Par conséquent, c’est pour faire un appel de pied à la France, dans un contexte de fortes tensions entre la République centrafricaine et le Tchad et d’isolement diplomatique sur le plan international, suite à la publication du rapport du groupe des experts de l’Onu sur les crimes de guerre et les crimes contre l’humanité dont se sont rendus coupables les Faca et les mercenaires russes du Groupe Wagner, que Firmin Ngrébada a été sommé de rendre son tablier. Son successeur a donc pour missions de prendre langue avec la France, trouver une solution avec le Tchad, répondre aux allégations de graves violations des droits de l’homme dont le régime est accusé et organiser le dialogue tant souhaité et voulu par tous. Seulement, pour y parvenir, il se doit impérativement de tendre la main à l’opposition démocratique. D’où l’entrée dans la danse de la communauté internationale.

En effet, il ne souffre plus d’une quelconque contestation que certains représentants de certaines institutions internationales et certains diplomates qui entretiennent de très bonnes relations avec Touadéra et qui ont manœuvré pour sa reconduction, tentent par tous les moyens de pousser les membres de la COD – 2020 à rentrer dans le prochain gouvernement, histoire de lui donner une certaine crédibilité et une certaine légitimité. Si cette main tendue peut être facilement acceptée par le MLPC dont Touadéra ne veut pas entendre parler aujourd’hui, le Chemin de l’Espérance et certains partis politiques non – membres de la COD – 2020, mais appartenant bel et bien à l’opposition démocratique, l’entrée de la COD – 2020 dans ce gouvernement à quelque niveau de responsabilité que ce soit, serait considérée pour la majorité des Centrafricains qui continuent de croire en elle comme un acte de trahison de la part de ses membres. Elle se serait alors déjugée pour aller à la soupe. Et par cet acte, elle aurait décidé de conférer à la mascarade électorale du 27 décembre 2020, une certaine légitimité.

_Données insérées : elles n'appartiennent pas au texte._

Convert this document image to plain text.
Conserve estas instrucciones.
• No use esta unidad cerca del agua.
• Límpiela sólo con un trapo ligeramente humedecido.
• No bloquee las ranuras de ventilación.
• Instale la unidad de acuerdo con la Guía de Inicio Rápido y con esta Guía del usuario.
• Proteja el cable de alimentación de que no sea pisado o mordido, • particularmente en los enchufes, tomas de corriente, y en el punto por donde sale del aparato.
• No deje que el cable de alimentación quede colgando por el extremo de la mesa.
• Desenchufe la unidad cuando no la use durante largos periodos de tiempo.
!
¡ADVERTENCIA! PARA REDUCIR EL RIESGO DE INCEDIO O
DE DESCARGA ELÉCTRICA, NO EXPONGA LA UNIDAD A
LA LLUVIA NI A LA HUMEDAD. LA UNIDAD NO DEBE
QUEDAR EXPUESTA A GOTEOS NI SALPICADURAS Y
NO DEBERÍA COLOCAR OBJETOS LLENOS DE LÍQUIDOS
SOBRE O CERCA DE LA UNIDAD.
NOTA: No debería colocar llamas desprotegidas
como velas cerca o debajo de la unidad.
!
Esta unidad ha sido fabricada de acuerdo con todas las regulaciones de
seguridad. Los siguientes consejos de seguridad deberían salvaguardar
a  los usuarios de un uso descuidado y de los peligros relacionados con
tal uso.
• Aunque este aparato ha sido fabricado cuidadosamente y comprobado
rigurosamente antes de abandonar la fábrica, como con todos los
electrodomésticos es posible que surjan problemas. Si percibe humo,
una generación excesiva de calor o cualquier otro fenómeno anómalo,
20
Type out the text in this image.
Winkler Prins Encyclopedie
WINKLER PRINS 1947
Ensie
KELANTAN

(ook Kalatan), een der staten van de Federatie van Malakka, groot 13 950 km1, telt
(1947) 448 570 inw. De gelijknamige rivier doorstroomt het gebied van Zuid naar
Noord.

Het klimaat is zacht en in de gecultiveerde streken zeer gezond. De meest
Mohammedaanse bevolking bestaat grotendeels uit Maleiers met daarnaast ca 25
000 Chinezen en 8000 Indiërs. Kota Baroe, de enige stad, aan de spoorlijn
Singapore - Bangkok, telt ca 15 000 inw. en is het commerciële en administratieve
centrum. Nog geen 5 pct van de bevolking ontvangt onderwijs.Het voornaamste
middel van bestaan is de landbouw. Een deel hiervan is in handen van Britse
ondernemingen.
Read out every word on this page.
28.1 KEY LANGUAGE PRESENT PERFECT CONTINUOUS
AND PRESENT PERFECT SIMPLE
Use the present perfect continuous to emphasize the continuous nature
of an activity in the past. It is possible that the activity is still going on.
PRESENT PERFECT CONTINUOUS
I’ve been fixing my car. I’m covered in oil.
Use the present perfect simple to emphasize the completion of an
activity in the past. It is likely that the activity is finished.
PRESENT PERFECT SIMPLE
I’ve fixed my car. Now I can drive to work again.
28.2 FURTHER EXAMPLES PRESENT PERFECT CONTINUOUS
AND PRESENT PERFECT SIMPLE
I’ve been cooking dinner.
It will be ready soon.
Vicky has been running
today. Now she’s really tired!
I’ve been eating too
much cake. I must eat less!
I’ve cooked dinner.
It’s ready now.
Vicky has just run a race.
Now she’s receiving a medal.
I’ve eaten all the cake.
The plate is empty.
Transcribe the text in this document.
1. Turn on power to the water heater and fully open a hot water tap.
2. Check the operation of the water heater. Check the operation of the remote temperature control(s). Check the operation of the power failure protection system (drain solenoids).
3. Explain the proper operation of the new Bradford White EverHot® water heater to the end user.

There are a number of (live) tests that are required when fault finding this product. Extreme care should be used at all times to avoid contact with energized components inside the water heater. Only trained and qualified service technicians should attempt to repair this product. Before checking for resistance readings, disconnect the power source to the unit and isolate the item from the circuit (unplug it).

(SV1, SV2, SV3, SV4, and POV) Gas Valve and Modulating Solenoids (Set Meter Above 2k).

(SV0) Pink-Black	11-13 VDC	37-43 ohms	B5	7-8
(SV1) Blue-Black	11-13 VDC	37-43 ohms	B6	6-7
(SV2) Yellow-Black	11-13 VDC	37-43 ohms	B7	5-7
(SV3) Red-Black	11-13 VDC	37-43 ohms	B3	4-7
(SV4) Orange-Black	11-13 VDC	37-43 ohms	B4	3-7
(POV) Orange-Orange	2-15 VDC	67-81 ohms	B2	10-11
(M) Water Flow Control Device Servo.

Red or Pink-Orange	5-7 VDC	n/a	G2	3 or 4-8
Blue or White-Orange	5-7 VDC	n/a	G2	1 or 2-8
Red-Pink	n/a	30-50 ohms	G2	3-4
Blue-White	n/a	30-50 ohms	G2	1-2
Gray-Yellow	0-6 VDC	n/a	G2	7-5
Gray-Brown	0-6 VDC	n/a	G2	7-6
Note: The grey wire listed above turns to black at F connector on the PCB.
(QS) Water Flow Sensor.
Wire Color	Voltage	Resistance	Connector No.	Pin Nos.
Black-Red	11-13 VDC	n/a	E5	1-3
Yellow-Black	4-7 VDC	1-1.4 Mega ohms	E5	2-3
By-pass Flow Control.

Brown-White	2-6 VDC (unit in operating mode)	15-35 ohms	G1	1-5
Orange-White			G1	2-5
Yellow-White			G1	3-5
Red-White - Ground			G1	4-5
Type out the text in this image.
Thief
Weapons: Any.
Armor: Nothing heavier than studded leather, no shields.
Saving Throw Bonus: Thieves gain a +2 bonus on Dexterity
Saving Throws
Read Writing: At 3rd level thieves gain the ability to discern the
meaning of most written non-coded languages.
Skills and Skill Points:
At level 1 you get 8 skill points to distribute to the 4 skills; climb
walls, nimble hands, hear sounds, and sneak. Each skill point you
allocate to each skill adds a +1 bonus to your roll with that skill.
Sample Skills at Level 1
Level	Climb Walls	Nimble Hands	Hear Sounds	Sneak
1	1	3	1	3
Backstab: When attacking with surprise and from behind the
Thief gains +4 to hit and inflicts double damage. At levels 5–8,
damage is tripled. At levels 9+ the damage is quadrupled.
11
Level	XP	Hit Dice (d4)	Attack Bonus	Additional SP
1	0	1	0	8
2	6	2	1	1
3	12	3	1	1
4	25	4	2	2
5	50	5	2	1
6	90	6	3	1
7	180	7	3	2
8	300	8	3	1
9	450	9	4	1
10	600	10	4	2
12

Ceci étant dit, devant les grands enjeux de l’heure et les immenses défis sécuritaires, politiques, diplomatiques, institutionnels, économiques et humanitaires auxquels fait face la République, l’entrée dans un gouvernement ne doit pas être la priorité de nos priorités. Nous le disons et nous lançons en même temps un sévère avertissement à tous les leaders des partis politiques membres de la COD – 2020 qui accepteraient de répondre positivement à la demande à eux faite par un certain Henri Marie Dondra, et ce, pour un poste ministériel de moindre importance dont ils ignorent même le nom. Notre priorité qui est la leur et celle de plus de 80% des Centrafricains, doit être d’abord la tenue dans les meilleurs délais d’un dialogue politique inclusif. Cette rencontre aura pour buts de diagnostiquer, d’identifier toutes les causes de la crise actuelle et d’y proposer d’adéquates thérapies. Ce ne sera qu’à partir de là que nous pourrons entrevoir la possibilité de la mise en place d’un gouvernement de large ouverture, avec la participation effective de toutes les intelligences dont regorge notre pays. Mais, le faire maintenant, c’est trahir le peuple centrafricain, c’est aller à une aventure certaine, c’est légitimer le pouvoir d’un Imposteur, c’est l’accompagner dans ses folies meurtrières avec ses mercenaires russes du Groupe Wagner, et c’est se faire Hara – Kiri.